Infine voglio ricordare Francesco Del Casino, artista senese e padre del muralismo orgolese, che illustra, con 20 tavole, il libro di Gianni Loy Eva e Petra. Dai suoi dipinti emerge in maniera significativa il potere della rappresentazione visiva; hanno una tale forza e una tale efficacia comunicativa, le sue illustrazioni, che ci trasmettono con immediatezza la drammaticità dei fatti, ci fanno capire gli stati d’animo delle protagoniste, la loro classe sociale.
Del Casino, inoltre, ha donato al comune di Buggerru un dipinto, che evoca l’evento del 1904, insieme a un altro che ricorda la rivolta di Pratobello del 1969. Entrambi ospitati in questa sala.
Tra gli scultori non si può non ricordare Pinuccio Sciola, che, in occasione dell’ottantesimo anniversario, ha voluto rappresentare il simbolo del tragico eccidio dei minatori con tre statue di trachite rosa, distese a terra sulla grande aiuola di Piazza Eccidio.
Cinema
Abbiamo già parlato di Sonetaula come romanzo, nel 2008 diventato un film diretto da Salvatore Mereu, tratto dall’omonimo romanzo di Peppino Fiori.
Esistono altri filmati che meritano di essere ricordati. Il primo è Da Quel giorno a Buggerru dello stesso Fiori. Il filmato sottolinea la posizione faziosa della stampa. “L’unione sarda”: parla di “conflitto tra operai e soldati” e scrive di “legittima difesa dei soldati” e aggiunge “l’autorità del padrone doveva essere zero? La sfrenatezza dei facinorosi doveva trionfare?”
“Il Corriere della sera” non è da meno: “allorché i soldati usciti dalla stazione si preparavano all’accasermamento, gli operai li assalivano con una fitta sassaiola, ferendone sette, furono anche uditi dei colpi di rivoltella. La truppa rispose sparando dapprima a salve, ma continuando e infierendo la sassaiola, ricorse alle pallottole e sparò contro la folla. Tre minatori rimasero morti, altri rimasero feriti”. Il quadro della stampa é chiaro: uno sciopero, proclamato quasi senza motivo, l’intervento dell’esercito per garantire l’ordine, la furia degli scioperanti, i soldati che si difendono e caso strano, gli uccisi e feriti sempre nel campo operaio. Anche se la voce fuori campo riporta i fatti alla realtà: l’Ingegner Georgiades, che non ha intenzione di cedere alcunchè alle maestranze, spera solo nella repressione e in attesa dell’arrivo dei soldati prende tempo fingendo di trattare.

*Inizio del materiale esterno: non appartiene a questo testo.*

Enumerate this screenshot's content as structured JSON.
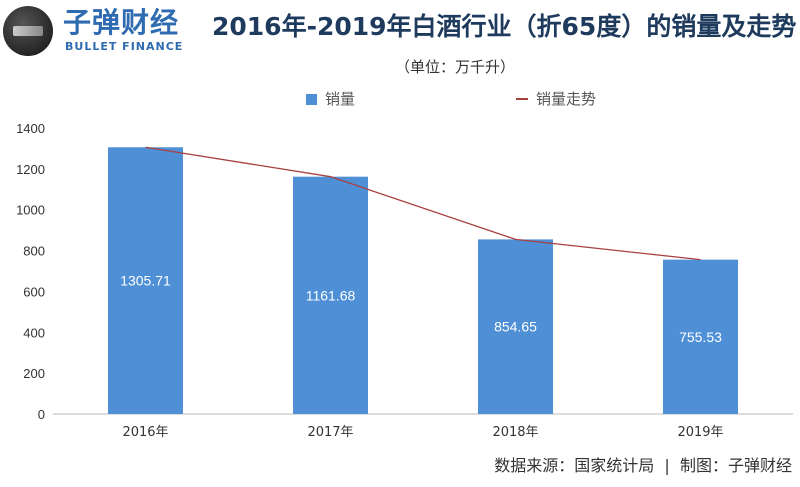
{
  "brand": {
    "name_cn": "子弹财经",
    "name_en": "BULLET FINANCE",
    "logo_text": "子弹财经"
  },
  "title": "2016年-2019年白酒行业（折65度）的销量及走势",
  "subtitle": "（单位：万千升）",
  "source": "数据来源：国家统计局  |  制图：子弹财经",
  "colors": {
    "bar": "#4e8fd6",
    "line": "#a94040",
    "title": "#1e3a5c",
    "brand": "#2f6bb0"
  },
  "chart_data": {
    "type": "bar",
    "categories": [
      "2016年",
      "2017年",
      "2018年",
      "2019年"
    ],
    "series": [
      {
        "name": "销量",
        "kind": "bar",
        "values": [
          1305.71,
          1161.68,
          854.65,
          755.53
        ],
        "data_labels": [
          "1305.71",
          "1161.68",
          "854.65",
          "755.53"
        ]
      },
      {
        "name": "销量走势",
        "kind": "line",
        "values": [
          1305.71,
          1161.68,
          854.65,
          755.53
        ]
      }
    ],
    "ylim": [
      0,
      1400
    ],
    "yticks": [
      "0",
      "200",
      "400",
      "600",
      "800",
      "1000",
      "1200",
      "1400"
    ],
    "grid": false,
    "legend": "top-center"
  }
}
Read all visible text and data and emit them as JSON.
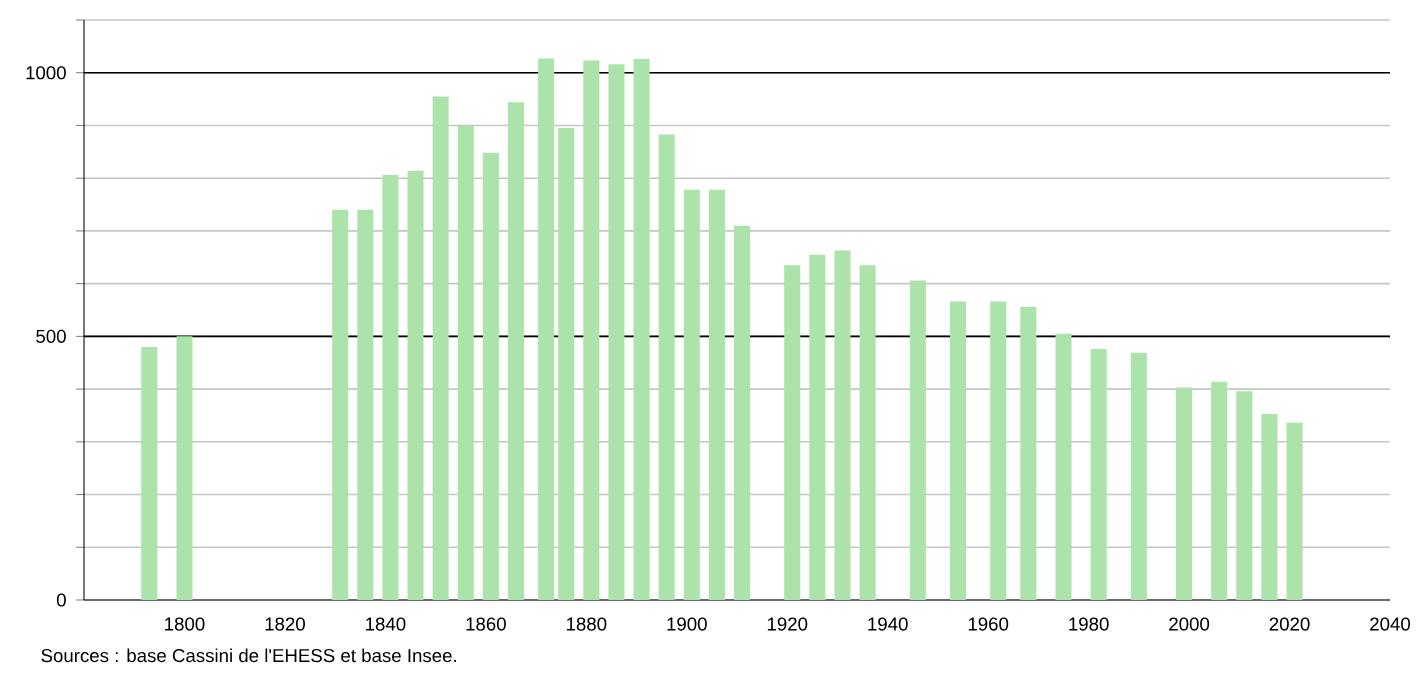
{
  "chart_data": {
    "type": "bar",
    "x": [
      1793,
      1800,
      1831,
      1836,
      1841,
      1846,
      1851,
      1856,
      1861,
      1866,
      1872,
      1876,
      1881,
      1886,
      1891,
      1896,
      1901,
      1906,
      1911,
      1921,
      1926,
      1931,
      1936,
      1946,
      1954,
      1962,
      1968,
      1975,
      1982,
      1990,
      1999,
      2006,
      2011,
      2016,
      2021
    ],
    "values": [
      480,
      500,
      740,
      740,
      806,
      814,
      955,
      899,
      848,
      944,
      1027,
      895,
      1023,
      1016,
      1026,
      883,
      778,
      778,
      710,
      635,
      655,
      663,
      635,
      606,
      566,
      566,
      556,
      505,
      476,
      469,
      403,
      414,
      396,
      353,
      336
    ],
    "color": "#abe3ab",
    "xlim": [
      1780,
      2040
    ],
    "xticks": [
      1800,
      1820,
      1840,
      1860,
      1880,
      1900,
      1920,
      1940,
      1960,
      1980,
      2000,
      2020,
      2040
    ],
    "ylim": [
      0,
      1100
    ],
    "yticks": [
      0,
      {
        "value": 100,
        "label": null
      },
      {
        "value": 200,
        "label": null
      },
      {
        "value": 300,
        "label": null
      },
      {
        "value": 400,
        "label": null
      },
      500,
      {
        "value": 600,
        "label": null
      },
      {
        "value": 700,
        "label": null
      },
      {
        "value": 800,
        "label": null
      },
      {
        "value": 900,
        "label": null
      },
      1000,
      {
        "value": 1100,
        "label": null
      }
    ],
    "grid": "y",
    "annotations": [
      "Sources : base Cassini de l'EHESS et base Insee."
    ]
  }
}
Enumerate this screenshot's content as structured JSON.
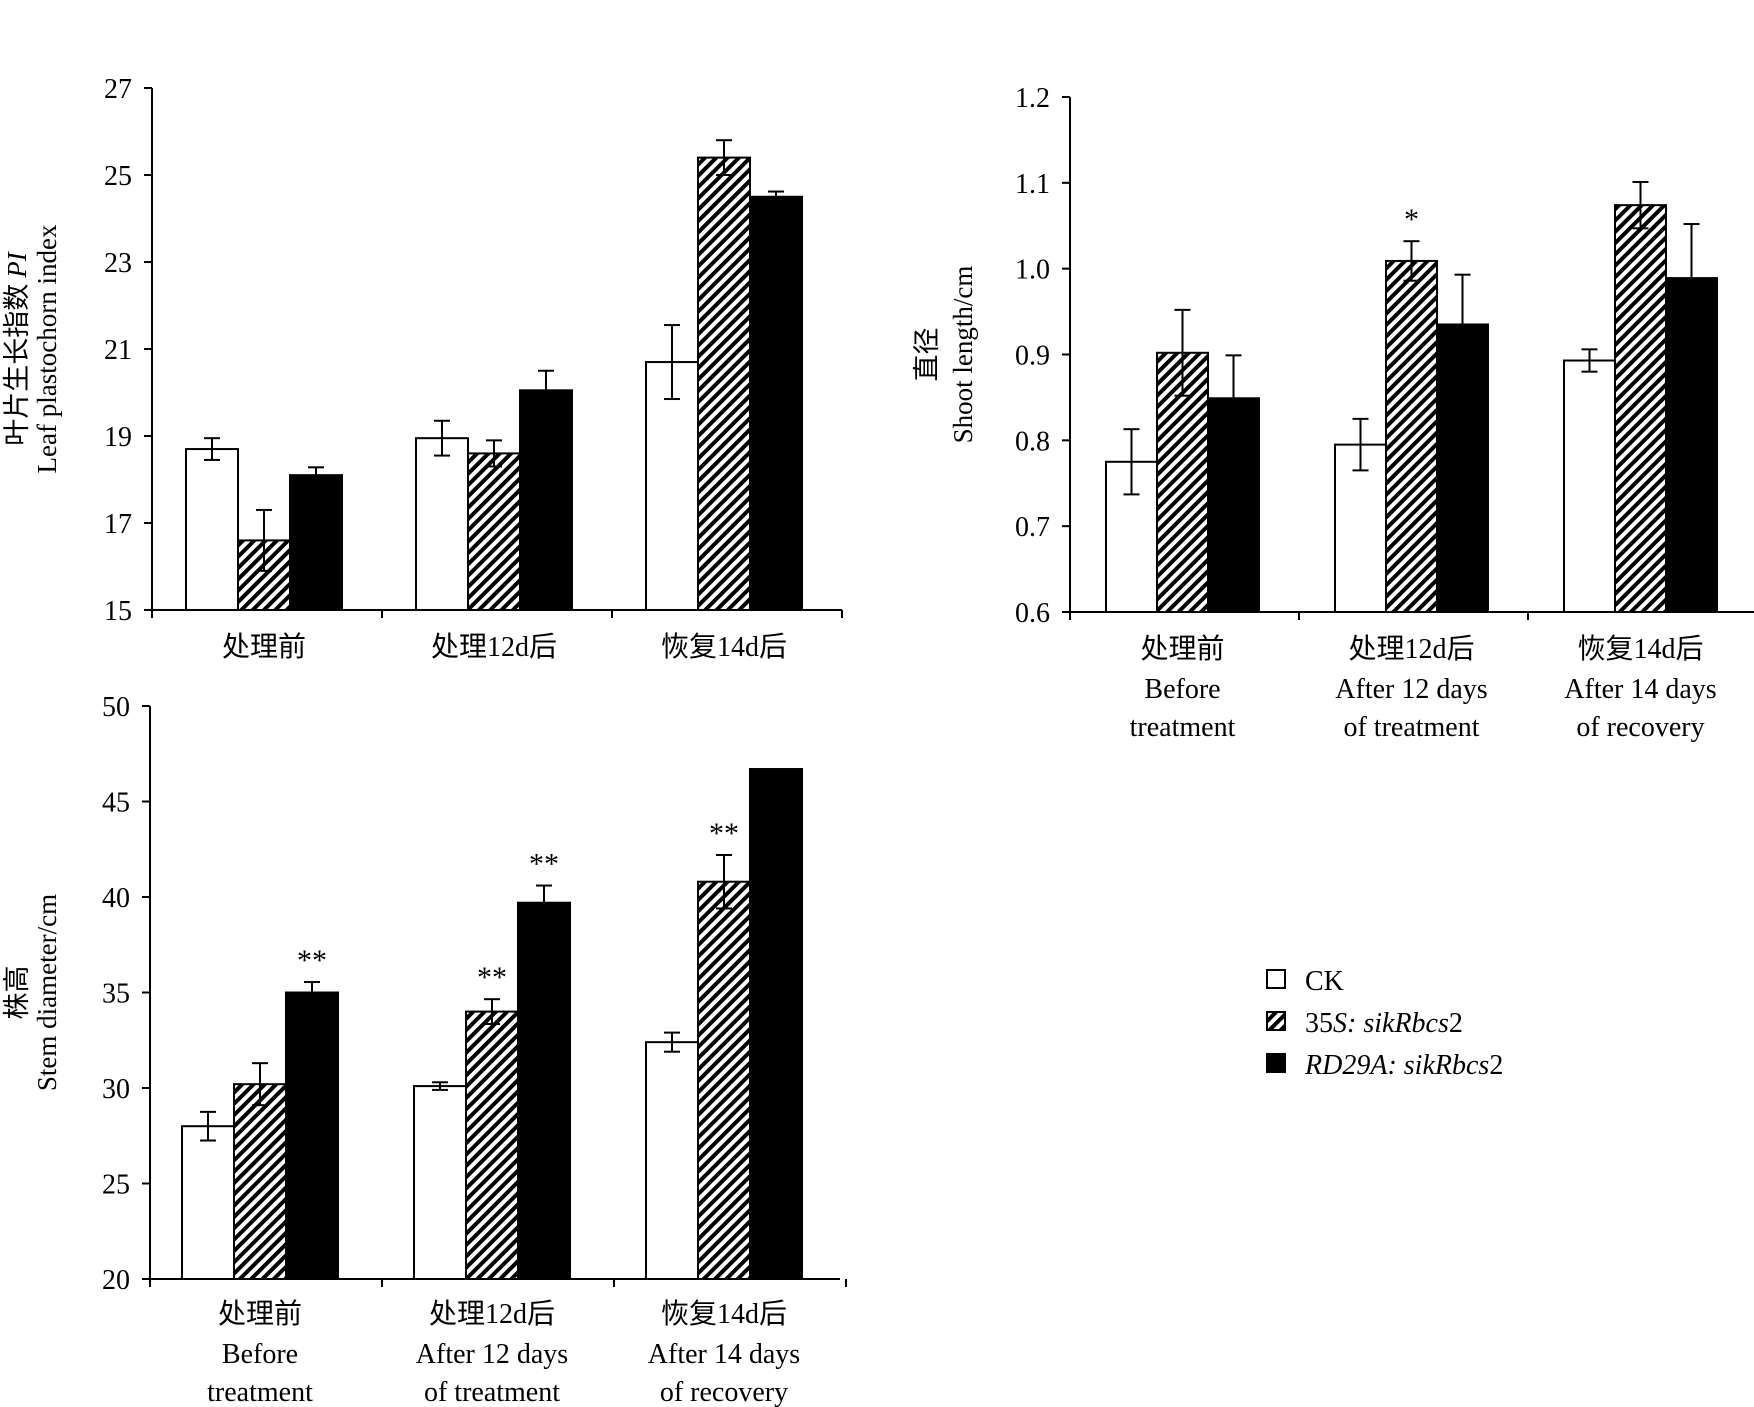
{
  "colors": {
    "axis": "#000000",
    "ck_fill": "#ffffff",
    "rd29a_fill": "#000000",
    "hatch": "#000000"
  },
  "legend": {
    "items": [
      {
        "key": "ck",
        "parts": [
          {
            "text": "CK",
            "italic": false
          }
        ]
      },
      {
        "key": "s35",
        "parts": [
          {
            "text": "35",
            "italic": false
          },
          {
            "text": "S",
            "italic": true
          },
          {
            "text": ": sik",
            "italic": true
          },
          {
            "text": "Rbcs",
            "italic": true
          },
          {
            "text": "2",
            "italic": false
          }
        ]
      },
      {
        "key": "rd29a",
        "parts": [
          {
            "text": "RD29A",
            "italic": true
          },
          {
            "text": ": sik",
            "italic": true
          },
          {
            "text": "Rbcs",
            "italic": true
          },
          {
            "text": "2",
            "italic": false
          }
        ]
      }
    ]
  },
  "chart_data": [
    {
      "id": "leaf",
      "type": "bar",
      "ylabel_cn": "叶片生长指数",
      "ylabel_cn_italic": "PI",
      "ylabel_en": "Leaf plastochorn index",
      "ylim": [
        15,
        27
      ],
      "yticks": [
        "15",
        "17",
        "19",
        "21",
        "23",
        "25",
        "27"
      ],
      "categories": [
        {
          "cn": "处理前",
          "en1": "",
          "en2": ""
        },
        {
          "cn": "处理12d后",
          "en1": "",
          "en2": ""
        },
        {
          "cn": "恢复14d后",
          "en1": "",
          "en2": ""
        }
      ],
      "series": [
        {
          "key": "ck",
          "values": [
            18.7,
            18.95,
            20.7
          ],
          "errors": [
            0.25,
            0.4,
            0.85
          ],
          "sig": [
            "",
            "",
            ""
          ]
        },
        {
          "key": "s35",
          "values": [
            16.6,
            18.6,
            25.4
          ],
          "errors": [
            0.7,
            0.3,
            0.4
          ],
          "sig": [
            "",
            "",
            ""
          ]
        },
        {
          "key": "rd29a",
          "values": [
            18.1,
            20.05,
            24.5
          ],
          "errors": [
            0.18,
            0.45,
            0.12
          ],
          "sig": [
            "",
            "",
            ""
          ]
        }
      ]
    },
    {
      "id": "shoot",
      "type": "bar",
      "ylabel_cn": "直径",
      "ylabel_cn_italic": "",
      "ylabel_en": "Shoot length/cm",
      "ylim": [
        0.6,
        1.2
      ],
      "yticks": [
        "0.6",
        "0.7",
        "0.8",
        "0.9",
        "1.0",
        "1.1",
        "1.2"
      ],
      "categories": [
        {
          "cn": "处理前",
          "en1": "Before",
          "en2": "treatment"
        },
        {
          "cn": "处理12d后",
          "en1": "After 12 days",
          "en2": "of treatment"
        },
        {
          "cn": "恢复14d后",
          "en1": "After 14 days",
          "en2": "of recovery"
        }
      ],
      "series": [
        {
          "key": "ck",
          "values": [
            0.775,
            0.795,
            0.893
          ],
          "errors": [
            0.038,
            0.03,
            0.013
          ],
          "sig": [
            "",
            "",
            ""
          ]
        },
        {
          "key": "s35",
          "values": [
            0.902,
            1.009,
            1.074
          ],
          "errors": [
            0.05,
            0.023,
            0.027
          ],
          "sig": [
            "",
            "*",
            ""
          ]
        },
        {
          "key": "rd29a",
          "values": [
            0.849,
            0.935,
            0.989
          ],
          "errors": [
            0.05,
            0.058,
            0.063
          ],
          "sig": [
            "",
            "",
            ""
          ]
        }
      ]
    },
    {
      "id": "stem",
      "type": "bar",
      "ylabel_cn": "株高",
      "ylabel_cn_italic": "",
      "ylabel_en": "Stem diameter/cm",
      "ylim": [
        20,
        50
      ],
      "yticks": [
        "20",
        "25",
        "30",
        "35",
        "40",
        "45",
        "50"
      ],
      "categories": [
        {
          "cn": "处理前",
          "en1": "Before",
          "en2": "treatment"
        },
        {
          "cn": "处理12d后",
          "en1": "After 12 days",
          "en2": "of treatment"
        },
        {
          "cn": "恢复14d后",
          "en1": "After 14 days",
          "en2": "of recovery"
        }
      ],
      "series": [
        {
          "key": "ck",
          "values": [
            28.0,
            30.1,
            32.4
          ],
          "errors": [
            0.75,
            0.2,
            0.5
          ],
          "sig": [
            "",
            "",
            ""
          ]
        },
        {
          "key": "s35",
          "values": [
            30.2,
            34.0,
            40.8
          ],
          "errors": [
            1.1,
            0.65,
            1.4
          ],
          "sig": [
            "",
            "**",
            "**"
          ]
        },
        {
          "key": "rd29a",
          "values": [
            35.0,
            39.7,
            46.7
          ],
          "errors": [
            0.55,
            0.9,
            0
          ],
          "sig": [
            "**",
            "**",
            ""
          ]
        }
      ]
    }
  ]
}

Un altro importante documentario è Buggerru dove nacque la speranza (1982) di Salvatore Sardu che ripercorre la storia del paese, della Piccola Parigi ma anche delle condizioni dei minatori. Il filmato si conclude con la rievocazione dello sciopero del 1904.
Infine un’opera di Giosi Moccia, 1904-1984 Dai fatti di Buggerru l’eredità della miniera. Il filmato propone una suggestiva rievocazione dell’eccidio di Buggerru alla presenza dell’allora Presidente della Regione, Mario Melis. Durante la commemorazione vennero disposte sulla piazza principale del paese le tre sculture in pietra di Pinuccio Sciola, che abbiamo appena ricordato, realizzate in memoria dei tre operai uccisi. Nel filmato, oltre alla cronaca della giornata, vengono ricostruiti i fatti accaduti a Buggerru utilizzando fotografie e documenti dell’epoca.
Come si può desumere, se nell’immediato non vi fu la dovuta attenzione all’eccidio, dagli anni ’60 in poi diversi artisti gli hanno dedicato il loro impegno creativo, rendendo immortale il sacrificio dei minatori.